In essence my line of furniture, which I’ve called “Dogbone”, is what you would call a customizable flat-pack. A flat-pack is anything that arrives in a box of pre-cut sheets and planks that can be assembled into an object: what you would typically call IKEA. Often without applying any hardware at all. When the challenge is to make a piece of furniture that is collapsible, transportable and spurs easy assembly, the designer can do this by means of mortises and tenons, the one fitting into the other.

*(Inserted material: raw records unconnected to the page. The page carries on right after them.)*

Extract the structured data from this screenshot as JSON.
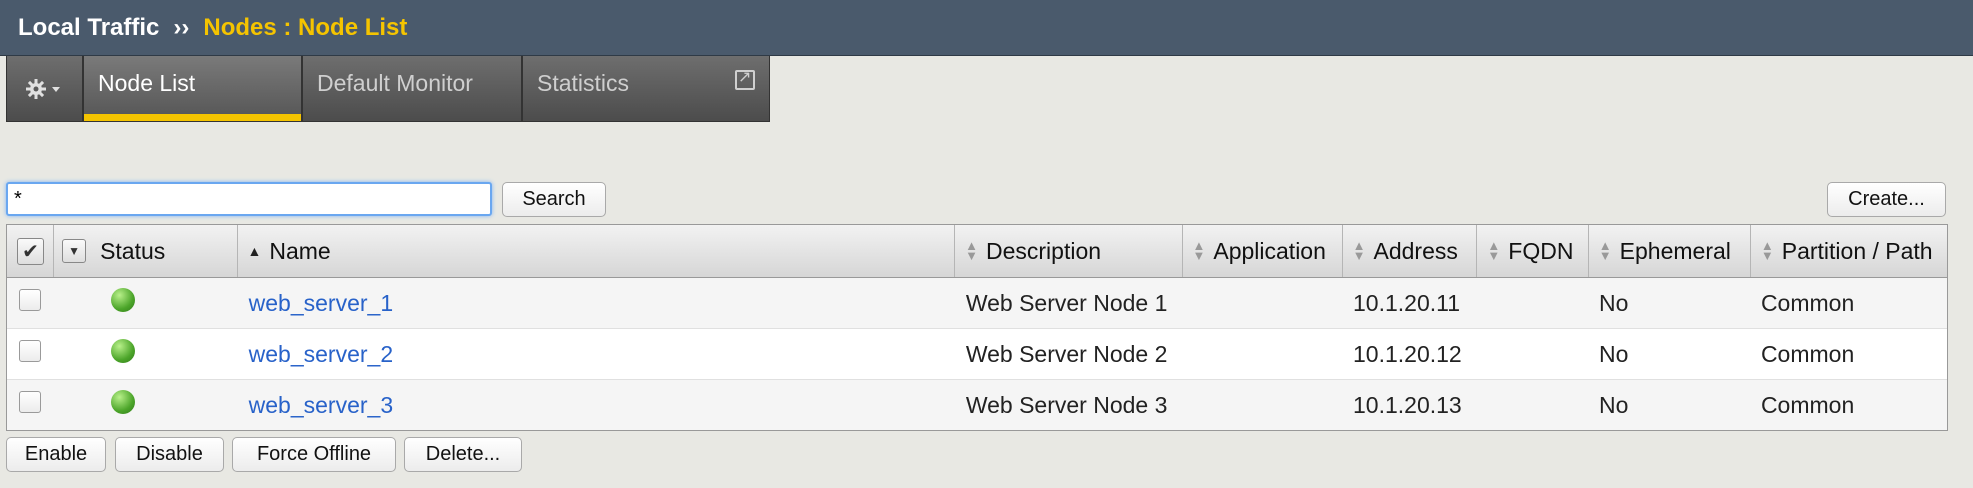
{
  "breadcrumb": {
    "section": "Local Traffic",
    "separator": "››",
    "current": "Nodes : Node List"
  },
  "tabs": [
    {
      "label": "Node List",
      "active": true
    },
    {
      "label": "Default Monitor",
      "active": false
    },
    {
      "label": "Statistics",
      "active": false
    }
  ],
  "search": {
    "value": "*",
    "button_label": "Search"
  },
  "create_label": "Create...",
  "table": {
    "columns": [
      "Status",
      "Name",
      "Description",
      "Application",
      "Address",
      "FQDN",
      "Ephemeral",
      "Partition / Path"
    ],
    "rows": [
      {
        "name": "web_server_1",
        "description": "Web Server Node 1",
        "application": "",
        "address": "10.1.20.11",
        "fqdn": "",
        "ephemeral": "No",
        "partition": "Common",
        "status": "available"
      },
      {
        "name": "web_server_2",
        "description": "Web Server Node 2",
        "application": "",
        "address": "10.1.20.12",
        "fqdn": "",
        "ephemeral": "No",
        "partition": "Common",
        "status": "available"
      },
      {
        "name": "web_server_3",
        "description": "Web Server Node 3",
        "application": "",
        "address": "10.1.20.13",
        "fqdn": "",
        "ephemeral": "No",
        "partition": "Common",
        "status": "available"
      }
    ]
  },
  "actions": {
    "enable": "Enable",
    "disable": "Disable",
    "force_offline": "Force Offline",
    "delete": "Delete..."
  },
  "colors": {
    "header_bg": "#4a5a6c",
    "accent_yellow": "#f5c400",
    "link_blue": "#2862c9",
    "status_green": "#4ca52a"
  }
}
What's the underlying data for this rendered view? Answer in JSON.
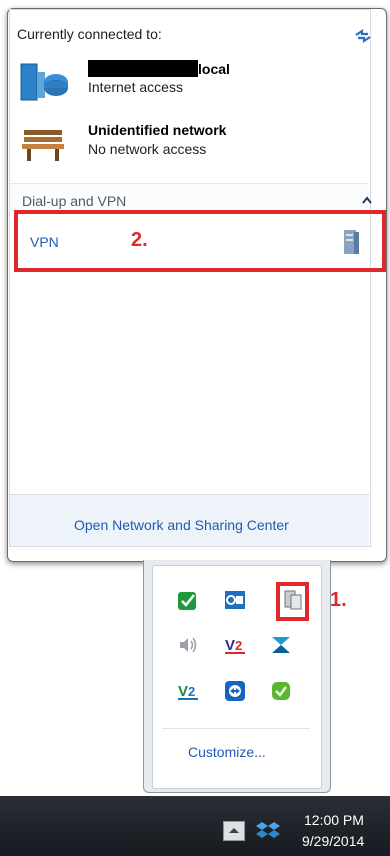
{
  "flyout": {
    "header": "Currently connected to:",
    "networks": [
      {
        "name_suffix": "local",
        "status": "Internet access",
        "icon": "domain-network-icon"
      },
      {
        "name": "Unidentified network",
        "status": "No network access",
        "icon": "park-bench-network-icon"
      }
    ],
    "section_label": "Dial-up and VPN",
    "vpn": {
      "label": "VPN",
      "icon": "vpn-server-icon"
    },
    "footer_link": "Open Network and Sharing Center"
  },
  "annotations": {
    "step1": "1.",
    "step2": "2.",
    "highlight_color": "#e0282b"
  },
  "tray": {
    "icons": [
      "sync-check-icon",
      "outlook-icon",
      "network-icon",
      "speaker-icon",
      "v2-icon",
      "arrow-app-icon",
      "v2-icon",
      "teamviewer-icon",
      "green-app-icon"
    ],
    "customize_label": "Customize..."
  },
  "taskbar": {
    "time": "12:00 PM",
    "date": "9/29/2014"
  },
  "colors": {
    "link": "#1f5bb3",
    "taskbar": "#1e2228"
  }
}
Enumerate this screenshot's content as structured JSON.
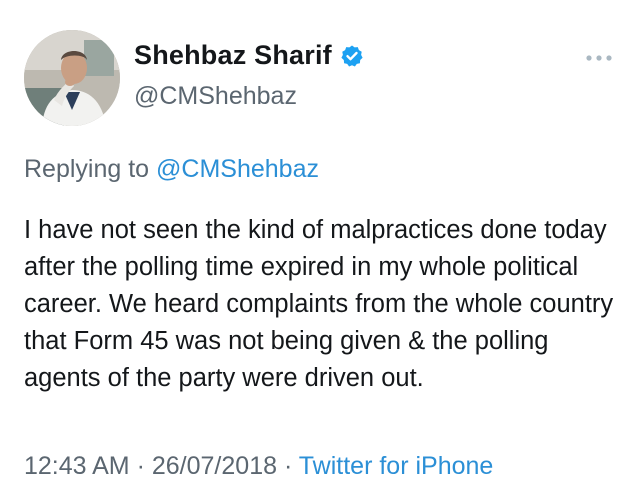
{
  "user": {
    "display_name": "Shehbaz Sharif",
    "handle": "@CMShehbaz",
    "verified": true
  },
  "reply": {
    "prefix": "Replying to",
    "mention": "@CMShehbaz"
  },
  "tweet": {
    "text": "I have not seen the kind of malpractices done today after the polling time expired in my whole political career. We heard complaints from the whole country that Form 45 was not being given & the polling agents of the party were driven out."
  },
  "meta": {
    "time": "12:43 AM",
    "date": "26/07/2018",
    "separator": "·",
    "source": "Twitter for iPhone"
  },
  "icons": {
    "verified": "verified-badge-icon",
    "more": "more-options-icon"
  },
  "colors": {
    "link": "#2b8fd6",
    "secondary_text": "#5b6670",
    "primary_text": "#14171a",
    "verified": "#1da1f2"
  }
}
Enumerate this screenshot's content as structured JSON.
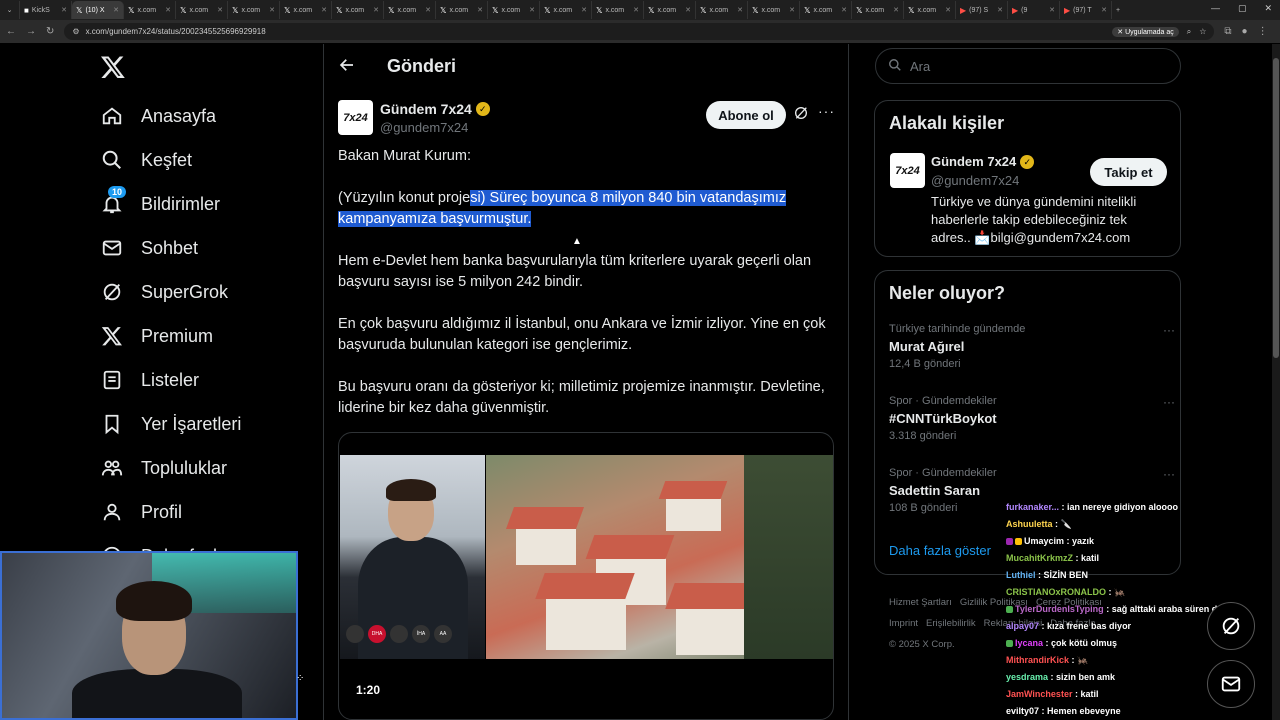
{
  "browser": {
    "tabs": [
      {
        "label": "KickS",
        "icon": "kick"
      },
      {
        "label": "(10) X",
        "icon": "x",
        "active": true
      },
      {
        "label": "x.com",
        "icon": "x"
      },
      {
        "label": "x.com",
        "icon": "x"
      },
      {
        "label": "x.com",
        "icon": "x"
      },
      {
        "label": "x.com",
        "icon": "x"
      },
      {
        "label": "x.com",
        "icon": "x"
      },
      {
        "label": "x.com",
        "icon": "x"
      },
      {
        "label": "x.com",
        "icon": "x"
      },
      {
        "label": "x.com",
        "icon": "x"
      },
      {
        "label": "x.com",
        "icon": "x"
      },
      {
        "label": "x.com",
        "icon": "x"
      },
      {
        "label": "x.com",
        "icon": "x"
      },
      {
        "label": "x.com",
        "icon": "x"
      },
      {
        "label": "x.com",
        "icon": "x"
      },
      {
        "label": "x.com",
        "icon": "x"
      },
      {
        "label": "x.com",
        "icon": "x"
      },
      {
        "label": "x.com",
        "icon": "x"
      },
      {
        "label": "(97) S",
        "icon": "youtube"
      },
      {
        "label": "(9",
        "icon": "youtube"
      },
      {
        "label": "(97) T",
        "icon": "youtube"
      }
    ],
    "url": "x.com/gundem7x24/status/2002345525696929918",
    "open_in_app": "Uygulamada aç"
  },
  "sidebar": {
    "items": [
      {
        "label": "Anasayfa",
        "icon": "home-icon"
      },
      {
        "label": "Keşfet",
        "icon": "search-icon"
      },
      {
        "label": "Bildirimler",
        "icon": "bell-icon",
        "badge": "10"
      },
      {
        "label": "Sohbet",
        "icon": "mail-icon"
      },
      {
        "label": "SuperGrok",
        "icon": "grok-icon"
      },
      {
        "label": "Premium",
        "icon": "x-icon"
      },
      {
        "label": "Listeler",
        "icon": "list-icon"
      },
      {
        "label": "Yer İşaretleri",
        "icon": "bookmark-icon"
      },
      {
        "label": "Topluluklar",
        "icon": "people-icon"
      },
      {
        "label": "Profil",
        "icon": "person-icon"
      },
      {
        "label": "Daha fazla",
        "icon": "more-circle-icon"
      }
    ]
  },
  "main": {
    "title": "Gönderi",
    "author": {
      "name": "Gündem 7x24",
      "handle": "@gundem7x24",
      "avatar_text": "7x24"
    },
    "subscribe_label": "Abone ol",
    "post": {
      "p1": "Bakan Murat Kurum:",
      "p2_plain": "(Yüzyılın konut proje",
      "p2_highlight": "si) Süreç boyunca 8 milyon 840 bin  vatandaşımız kampanyamıza başvurmuştur. ",
      "p3": "Hem e-Devlet hem banka başvurularıyla tüm kriterlere uyarak geçerli olan başvuru sayısı ise 5 milyon 242 bindir.",
      "p4": "En çok başvuru aldığımız il İstanbul, onu Ankara ve İzmir izliyor. Yine en çok başvuruda bulunulan kategori ise gençlerimiz.",
      "p5": "Bu başvuru oranı da gösteriyor ki; milletimiz projemize inanmıştır. Devletine, liderine bir kez daha güvenmiştir."
    },
    "video_time": "1:20",
    "mic_labels": [
      "",
      "DHA",
      "",
      "İHA",
      "AA"
    ]
  },
  "right": {
    "search_placeholder": "Ara",
    "related": {
      "title": "Alakalı kişiler",
      "name": "Gündem 7x24",
      "handle": "@gundem7x24",
      "follow_label": "Takip et",
      "bio": "Türkiye ve dünya gündemini nitelikli haberlerle takip edebileceğiniz tek adres.. 📩bilgi@gundem7x24.com"
    },
    "trends": {
      "title": "Neler oluyor?",
      "items": [
        {
          "context": "Türkiye tarihinde gündemde",
          "name": "Murat Ağırel",
          "count": "12,4 B gönderi"
        },
        {
          "context": "Spor · Gündemdekiler",
          "name": "#CNNTürkBoykot",
          "count": "3.318 gönderi"
        },
        {
          "context": "Spor · Gündemdekiler",
          "name": "Sadettin Saran",
          "count": "108 B gönderi"
        }
      ],
      "show_more": "Daha fazla göster"
    },
    "footer": {
      "line1": [
        "Hizmet Şartları",
        "Gizlilik Politikası",
        "Çerez Politikası"
      ],
      "line2": [
        "Imprint",
        "Erişilebilirlik",
        "Reklam bilgisi",
        "Daha fazla ..."
      ],
      "copyright": "© 2025 X Corp."
    }
  },
  "chat": [
    {
      "user": "furkanaker...",
      "color": "#b388ff",
      "msg": "ian nereye gidiyon aloooo"
    },
    {
      "user": "Ashuuletta",
      "color": "#ffd54f",
      "msg": "🔪"
    },
    {
      "user": "Umaycim",
      "color": "#ffffff",
      "msg": "yazık",
      "badges": [
        "#9c27b0",
        "#ffc107"
      ]
    },
    {
      "user": "MucahitKrkmzZ",
      "color": "#8bc34a",
      "msg": "katil"
    },
    {
      "user": "Luthiel",
      "color": "#64b5f6",
      "msg": "SİZİN BEN"
    },
    {
      "user": "CRISTIANOxRONALDO",
      "color": "#8bc34a",
      "msg": "🦗"
    },
    {
      "user": "TylerDurdenIsTyping",
      "color": "#ba68c8",
      "msg": "sağ alttaki araba süren değil",
      "badges": [
        "#4caf50"
      ]
    },
    {
      "user": "alpay07",
      "color": "#b388ff",
      "msg": "kıza frene bas diyor"
    },
    {
      "user": "lycana",
      "color": "#e040fb",
      "msg": "çok kötü olmuş",
      "badges": [
        "#4caf50"
      ]
    },
    {
      "user": "MithrandirKick",
      "color": "#ff5252",
      "msg": "🦗"
    },
    {
      "user": "yesdrama",
      "color": "#69f0ae",
      "msg": "sizin ben amk"
    },
    {
      "user": "JamWinchester",
      "color": "#ff5252",
      "msg": "katil"
    },
    {
      "user": "evilty07",
      "color": "#ffffff",
      "msg": "Hemen ebeveyne"
    }
  ],
  "colors": {
    "accent": "#1d9bf0",
    "highlight": "#1f5bd1",
    "background": "#000000"
  }
}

In the case of Dogbone the idea is to have all the parts held together by gravity and compression alone.
The second principle of Dogbone is customizability. This is the fun part. The cut sheets of plywood —a product name with many registers of quality and sustainability— are printed with colored designs on a flatbed printer. The ambition is to have a system of ordering online where a customer can choose from a variety of designs, and even potentially create a personal print.
The customizability also implies a certain latitude of choice in materials and prices. But in the end the ideal client is someone who wants a highly personal touch in a furnishing which occasionally needs to be assembled and disassembled. I think of student houses, pop-up hospitality events, wedding planners, but also young couples who migrate around a bit.
And why call it Dogbone? Well a dogbone is the shape that a router makes in a rectangular mortise; it carves out a round bit in the four corners to make sure that the tenon fits in perfectly. And instead of a bug, I made it a feature.